Skye and Lochalsh includes the famous Isle of Skye, which sits just off the west coast of Scotland, and the area of Lochalsh, to the east of Skye on the mainland. The population stands at around 12,000.
Much of the population is spread in rural areas. Portree in the north of the Isle of Skye is the largest town with a population of over 2,000, other significant settlements include Broadford, Dunvegan and Kyleakin on the Isle of Skye, and Plockton, and Kyle of Lochalsh on the main land. There is also a rail connection from Kyle of Lochalsh to Inverness, one of the most beautiful railway journeys in the world.
The Isle of Skye is linked to the mainland by a road bridge at Kyle of Lochalsh, which is a 45 minute drive from Portree, an hour from Dunvegan. From Kyle of Lochalsh to Inverness is just under 2 hours journey time (via the A82 and A87). Edinburgh is around 4 hours drive (via the A9) and Glasgow is also around 4 hours drive (via the A82 and A87). There are also ferry links from Skye to Mallaig on the mainland, and to the Isle of Harris and North Uist.
Skye and Lochalsh is famous dramatic mountain scenery and beautiful coastland, with many considering the Black Cuillin on the Isle of Skye to be the most stunning mountain range in Britain. As well as being a paradise for outdoor activities and nature lovers the area boasts a number of attractions which will interest both visitors and locals, including Colbost Croft Museum near Dunvegan, Talisker Whisky Distillery in Carbost, or the world-renowned The Three Chimneys restaurant, among others. The world famous Gaelic college Sabhal Mòr Ostaig is located on the Isle of Skye, since its foundation in 1973 it has played a crucial role in the renaissance of Gaelic in Scotland.
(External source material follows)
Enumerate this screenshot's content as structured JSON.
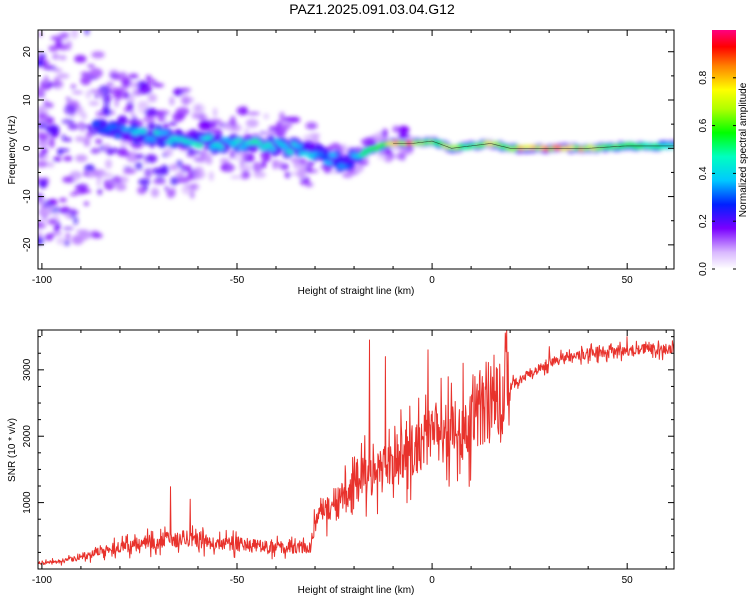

The history of Skye and Lochalsh is bound up with the clan systems of the Highlands and Islands, for a long period the Isle of Skye was dominated by Clan MacDonald and Clan MacLeod. The area still has a significant number of gaelic speakers today. After the defeat of the jacobite uprising at Culloden in 1746 and the subsequent breaking up of the clan system and clearances the population declined in the following centuries. More recently the population has shown an increase as more people are aware of the lifestyle benefits of living in the Highlands.